Artigo publicado originalmente no site da revista Carta Capital
Ricardo Young*
Apesar de o quadro ser desanimador, os cidadãos ainda fazem valer seus direitos. E o Projeto Ficha Limpa, de iniciativa da sociedade, mostra que o povo não esmoreceu
Participei nos últimos dias de eventos políticos com representantes de diversos partidos e pude observar, em várias conversas, que existe uma frustração generalizada com o processo eleitoral e os jogos nem sempre limpos praticados nas várias esferas de poder, com destaque negativo para o poder legislativo.
Vivemos, portanto, um momento muito delicado no processo de consolidação da nossa jovem democracia. Um verdadeiro paradoxo ao qual precisamos ficar muito atentos, pois ele possui uma série de riscos bastante preocupantes.
Essa situação tem contribuído para que nos últimos anos tenhamos assistido a uma piora na qualidade dos políticos e o aumento na revelação de escândalos que a todos nós brasileiros, envergonha e revolta. Ao mesmo tempo esses desvios de conduta tem obrigado a criação de legislações cada vez mais rigorosas visando coibir todos esses tristes e nefastos casos de corrupção. De forma alguma defendo o afrouxamento das legislação eleitoral, mas ao invés de conseguir o efeito desejado, ou seja, a redução da corrupção, o que está acontecendo na prática, é que aquelas pessoas que exercem a boa liderança, que possuem um papel importante e cumprem da melhor maneira possível a sua missão, acabam sendo vítimas de um processo que vai desqualificando a classe política junto à sociedade de maneira progressiva.
É exatamente esse paradoxo onde temos um maior controle, uma rigidez cada vez maior sobre a atividade eleitoral coloca, por outro lado, os bons políticos como reféns de toda uma legislação que se torna mais restritiva e de difícil cumprimento a cada dia.
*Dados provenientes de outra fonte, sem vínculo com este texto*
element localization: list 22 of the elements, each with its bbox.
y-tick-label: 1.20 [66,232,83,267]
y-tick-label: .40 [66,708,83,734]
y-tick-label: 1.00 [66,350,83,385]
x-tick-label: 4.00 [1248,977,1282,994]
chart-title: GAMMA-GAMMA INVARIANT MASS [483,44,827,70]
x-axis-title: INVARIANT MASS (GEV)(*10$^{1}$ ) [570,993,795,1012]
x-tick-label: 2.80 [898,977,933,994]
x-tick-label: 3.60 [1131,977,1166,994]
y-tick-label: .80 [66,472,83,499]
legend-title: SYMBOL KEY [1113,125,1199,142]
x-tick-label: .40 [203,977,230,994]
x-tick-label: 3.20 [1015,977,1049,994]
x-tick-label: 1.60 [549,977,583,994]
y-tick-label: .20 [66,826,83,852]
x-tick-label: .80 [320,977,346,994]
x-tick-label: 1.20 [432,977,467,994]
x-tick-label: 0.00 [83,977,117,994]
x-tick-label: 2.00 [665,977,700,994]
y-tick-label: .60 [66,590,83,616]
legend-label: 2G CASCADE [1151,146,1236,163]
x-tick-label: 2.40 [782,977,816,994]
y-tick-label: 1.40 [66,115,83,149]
Infelizmente, tal legislação cujo objetivo legítimo é o de combater a corrupção acaba por, assim dizer, desaminando os bons políticos a seguirem na vida pública, pois a todo momento se confundem com os maus políticos.
Esse paradoxo pode resultar em cenários distintos: para que ele se resolva de maneira positiva, nós não poderemos deixar sequer um dia passar, após essas eleições, sem reivindicar a reforma política em profundidade. A reforma política é a única maneira capaz de resolver esse impasse. A reforma política vai permitir o financiamento público de campanha reduzindo a desigualdade entre os candidatos e a força do poder econômico. A introdução do voto em lista e do voto distrital misto também vão contribuir para reduzir a personificação de candidatos dando lugar a partidos mais fortes e vigorosos. Essas mudanças fundamentais vão substituir o vale-tudo atual por uma maior transparência em todos os aspectos que se referem ao processo eleitoral no País.
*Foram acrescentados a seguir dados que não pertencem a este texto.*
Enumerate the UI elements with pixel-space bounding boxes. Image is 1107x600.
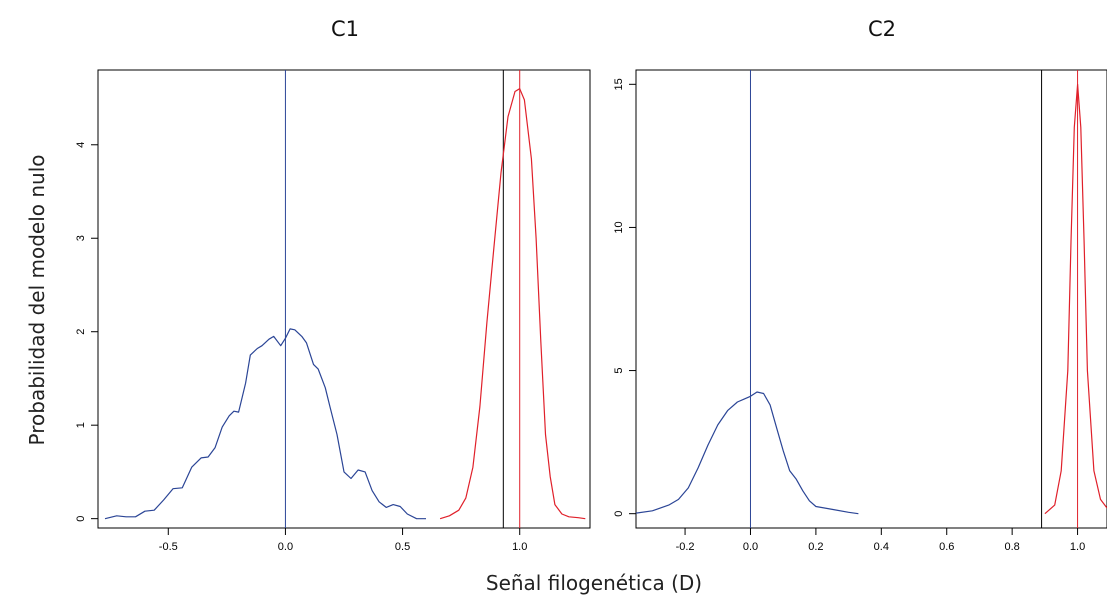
y-tick-label: 0 [75,516,87,522]
x-tick-label: -0.5 [159,541,178,553]
y-axis-label: Probabilidad del modelo nulo [25,155,49,446]
density-curve-red [1044,83,1107,515]
y-tick-label: 1 [75,422,87,428]
x-tick-label: 0.4 [874,541,889,553]
plot-frame [97,69,591,529]
x-tick-label: 1.0 [1070,541,1085,553]
y-tick-label: 2 [75,329,87,335]
x-tick-label: 1.0 [512,541,527,553]
y-tick-label: 15 [613,78,625,90]
panel-title: C2 [868,17,896,41]
y-tick-label: 0 [613,511,625,517]
x-tick-label: 0.0 [278,541,293,553]
x-tick-label: 0.5 [395,541,410,553]
density-curve-red [439,88,586,520]
x-tick-label: 0.8 [1004,541,1019,553]
x-tick-label: 0.0 [743,541,758,553]
y-tick-label: 3 [75,235,87,241]
y-tick-label: 5 [613,368,625,374]
y-tick-label: 10 [613,221,625,233]
y-tick-label: 4 [75,142,87,148]
density-curve-blue [636,391,859,515]
x-tick-label: 0.6 [939,541,954,553]
panel-1: C1 -0.5 0.0 0.5 1.0 0 1 2 3 4 [75,17,591,553]
plot-frame [635,69,1107,529]
x-tick-label: 0.2 [808,541,823,553]
panel-title: C1 [331,17,359,41]
density-curve-blue [104,328,426,520]
panel-2: C2 -0.2 0.0 0.2 0.4 0.6 0.8 1.0 0 5 10 15 [613,17,1107,553]
x-axis-label: Señal filogenética (D) [486,571,702,595]
x-tick-label: -0.2 [676,541,695,553]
Já, o contrário do que está colocado acima, ou seja, a não solução ou a resolução negativa desse paradoxo vai fazer com que aqueles que burlam a lei, terão espaço para continuar a agir do mesmo modo e, por consequência, aqueles que se sentem mais oprimidos por uma lei cada vez mais persecutória, simplesmente abandonarão a política e a vida pública. Esse seria o caso em que estaríamos sob o pior dos mundos, ou seja, vamos ter uma situação em que os legisladores vão continuar a legislar em prol dos seus interesses privativistas, patrimonialistas favorecendo grupos poderosos que, em geral, não atendem aos interesses maiores da sociedade brasileira. Para agravar ainda mais esse quadro teremos as boas lideranças da sociedade alijadas da política. Essa é uma situação que não podemos deixar que aconteça. Portanto, a mãe de todas as reformas é a reforma política.
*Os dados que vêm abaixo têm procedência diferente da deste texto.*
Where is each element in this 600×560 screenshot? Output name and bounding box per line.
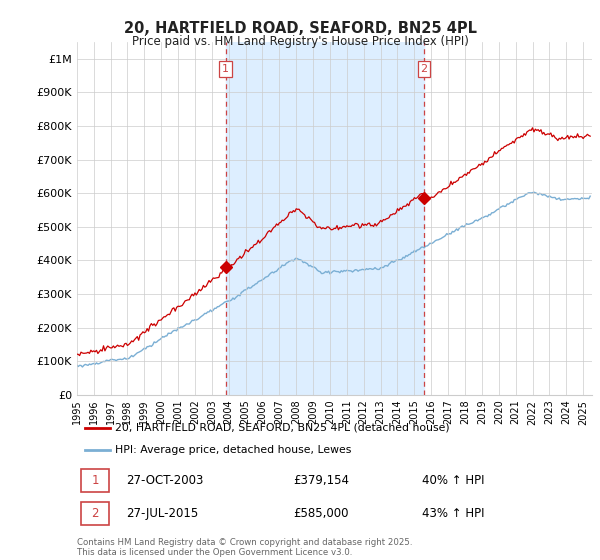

Ficha Limpa exemplo a ser seguido - E para que mantenhamos a esperança por dias melhores, confiando no poder de uma sociedade comprometida temos o bom exemplo de todo esse processo de aprovação do Ficha Limpa. A legítima pressão da sociedade foi responsável por vencer as resistências de um parlamento sem interesse efetivo em vota-lo, isso mesmo contando com o apoio de mais de 2 milhões de assinaturas. Uma sociedade que não esmoreceu, que não capitulou diante de todas as ameaças, do caciquismo político tradicional. Essa é a demonstração clara de que apesar de termos um quadro desanimador a nossa frente, é evidente que o eleitor, que o cidadão tem força, se procurar fazer valer os seus direitos.
Eu quero estar a serviço desse eleitor. Desse eleitor organizado que vê a política como uma coisa necessária para o aperfeiçoamento das nossas instituições e que reconhece que essa luta política é construída de vitórias e derrotas. Mas acima de tudo uma luta que tenha como objetivo maior o interesse da maioria dos brasileiros.
*Ricardo Young é empresário, militante da causa da sustentabilidade e pré-candidato a senador por São Paulo pelo Partido Verde.